大学入試に対応するための小論文について学習をしていきます。まずは基礎講座で小論文を書くための力を育成していきましょう。
小学生・中学生がよく書かされるのが感想文であるが、大学入試や大学入学後に必要となるのは小論文(論文)である。高校生の中には、感想文と小論文の違いが解らず混ざっている。では、2つの違いは何なのか?
感想文に関しては、自分自身が感じたことを書くことが感想文である。そのため、感じ方は人それぞれなので正解はない所である。映画を観て、「面白かった」「人物背景に興味を持つようになった」「当時の歴史について深く知りたいと思った」など正解は無数ある。もし、間違いがある場合であれば文章表現の使い方など、内容より表現方法ぐらいである。ただ、実際には授業の感想文・オープンキャンパスの感想文を書いてもらうと肯定的な意見が多い。授業の感想文の中には、否定的な意見を注意される場合もある。例えば、授業のビデオの感想で「あまり面白い内容ではなかった」と書いた際に、コメントで「何で面白くないの。○○は興味深いでしょう」と書かれたことがある。ただ、感想文は感じ方なので面白くないと感じたらそれが正解である(ただし、文章表現は幼稚であったが)

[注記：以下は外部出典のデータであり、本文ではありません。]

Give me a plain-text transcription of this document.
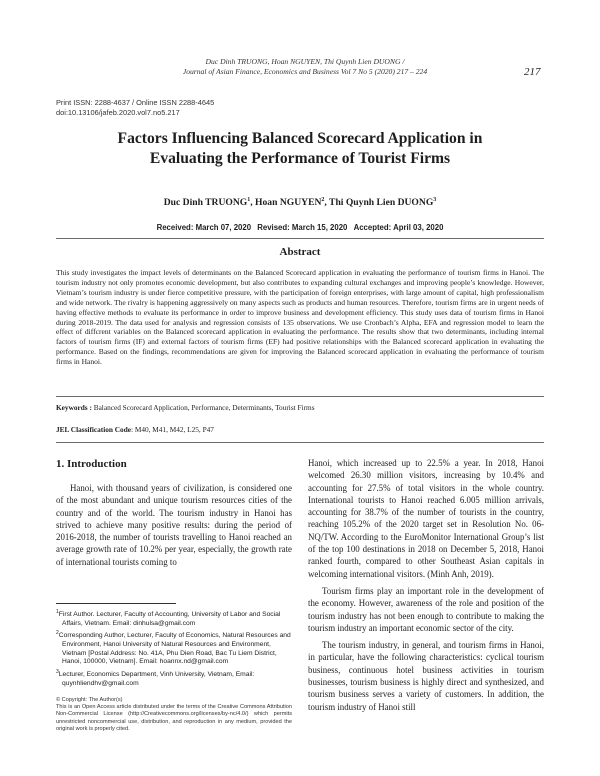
Duc Dinh TRUONG, Hoan NGUYEN, Thi Quynh Lien DUONG /
Journal of Asian Finance, Economics and Business Vol 7 No 5 (2020) 217 – 224	217
Print ISSN: 2288-4637 / Online ISSN 2288-4645
doi:10.13106/jafeb.2020.vol7.no5.217
Factors Influencing Balanced Scorecard Application in
Evaluating the Performance of Tourist Firms
Duc Dinh TRUONG$^1$, Hoan NGUYEN$^2$, Thi Quynh Lien DUONG$^3$
Received: March 07, 2020 Revised: March 15, 2020 Accepted: April 03, 2020
Abstract
This study investigates the impact levels of determinants on the Balanced Scorecard application in evaluating the performance of tourism firms in Hanoi. The tourism industry not only promotes economic development, but also contributes to expanding cultural exchanges and improving people’s knowledge. However, Vietnam’s tourism industry is under fierce competitive pressure, with the participation of foreign enterprises, with large amount of capital, high professionalism and wide network. The rivalry is happening aggressively on many aspects such as products and human resources. Therefore, tourism firms are in urgent needs of having effective methods to evaluate its performance in order to improve business and development efficiency. This study uses data of tourism firms in Hanoi during 2018-2019. The data used for analysis and regression consists of 135 observations. We use Cronbach’s Alpha, EFA and regression model to learn the effect of diffcrent variables on the Balanced scorecard application in evaluating the performance. The results show that two determinants, including internal factors of tourism firms (IF) and external factors of tourism firms (EF) had positive relationships with the Balanced scorecard application in evaluating the performance. Based on the findings, recommendations are given for improving the Balanced scorecard application in evaluating the performance of tourism firms in Hanoi.
Keywords : Balanced Scorecard Application, Performance, Determinants, Tourist Firms
JEL Classification Code: M40, M41, M42, L25, P47
1. Introduction

Hanoi, with thousand years of civilization, is considered one of the most abundant and unique tourism resources cities of the country and of the world. The tourism industry in Hanoi has strived to achieve many positive results: during the period of 2016-2018, the number of tourists travelling to Hanoi reached an average growth rate of 10.2% per year, especially, the growth rate of international tourists coming to

Hanoi, which increased up to 22.5% a year. In 2018, Hanoi welcomed 26.30 million visitors, increasing by 10.4% and accounting for 27.5% of total visitors in the whole country. International tourists to Hanoi reached 6.005 million arrivals, accounting for 38.7% of the number of tourists in the country, reaching 105.2% of the 2020 target set in Resolution No. 06-NQ/TW. According to the EuroMonitor International Group’s list of the top 100 destinations in 2018 on December 5, 2018, Hanoi ranked fourth, compared to other Southeast Asian capitals in welcoming international visitors. (Minh Anh, 2019).

Tourism firms play an important role in the development of the economy. However, awareness of the role and position of the tourism industry has not been enough to contribute to making the tourism industry an important economic sector of the city.

The tourism industry, in general, and tourism firms in Hanoi, in particular, have the following characteristics: cyclical tourism business, continuous hotel business activities in tourism businesses, tourism business is highly direct and synthesized, and tourism business serves a variety of customers. In addition, the tourism industry of Hanoi still

$^1$First Author. Lecturer, Faculty of Accounting, University of Labor and Social Affairs, Vietnam. Email: dinhulsa@gmail.com

$^2$Corresponding Author, Lecturer, Faculty of Economics, Natural Resources and Environment, Hanoi University of Natural Resources and Environment, Vietnam [Postal Address: No. 41A, Phu Dien Road, Bac Tu Liem District, Hanoi, 100000, Vietnam]. Email: hoannx.nd@gmail.com

$^3$Lecturer, Economics Department, Vinh University, Vietnam, Email: quynhliendhv@gmail.com

© Copyright: The Author(s)
This is an Open Access article distributed under the terms of the Creative Commons Attribution Non-Commercial License (http://Creativecommons.org/licenses/by-nc/4.0/) which permits unrestricted noncommercial use, distribution, and reproduction in any medium, provided the original work is properly cited.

小論文は何かのテーマに対して自分の意見を書き相手を納得させる文章である。そのため、①何のテーマで話しているか(問いの設定)、②自分の意見、③説得するための論理的な文章作成の3点が必要となる。特に、高校生が苦しむのは③の論理的な文章の作成であり、感情論や曖昧な内容になっている場合が多い。
非常にわかりやすいのが問1と問2である。感覚的に感想文だとわかる中高生も多いだろう。ただ、良く間違えるのは問3である。もちろん、問3も感想文である。ただ、少子高齢化や社会保障などの言葉を使われることで難しい文章だと考えてしまうが、不安に感じたと言っている様に感想文になる。
小論文と感想文の大きな違いは、①問いの設定がある、②「YES/NO」で自分の立場を明確にする、③読み手を説得する文章を作成する必要があります。
感想文は自分自身が感じた内容なので相手を説得するのではなく感じたことを伝えることが重点になります。一方で、小論文は相手を説得する必要があります。要は、自分の考えを相手にわかってもらうために論理的な文章をつくる必要があります。そして、そもそも何について相手を説得しようとしているかを明確にしましょう。それが、「問い」の設定です。例えば、「異文化理解を進めるために何をすべきか」「子どもはSNSを禁止すべきか」「大学に言う理由は何か」などになります。この問いで何について話すかを知ることができます。
小論文では「YES/NO」の立場を明確にする必要があります。どちらの立場に立っても間違いではありませんが、問2の様にボランティアの参加については、看護医療系など奉仕精神を求めている学校ではNOの立場で書かないことが無難でしょう。それ以外にも道徳的に良くない方では入試用の小論文では避けた方が無難になるでしょう。
小論文に関しては、採点のポイントに①文章の使用方法、②文章の構成、③文章の内容の3点があります。細かい内容は次回に取り組みますが、まずは落ちない文章の書き方をする努力をしましょう。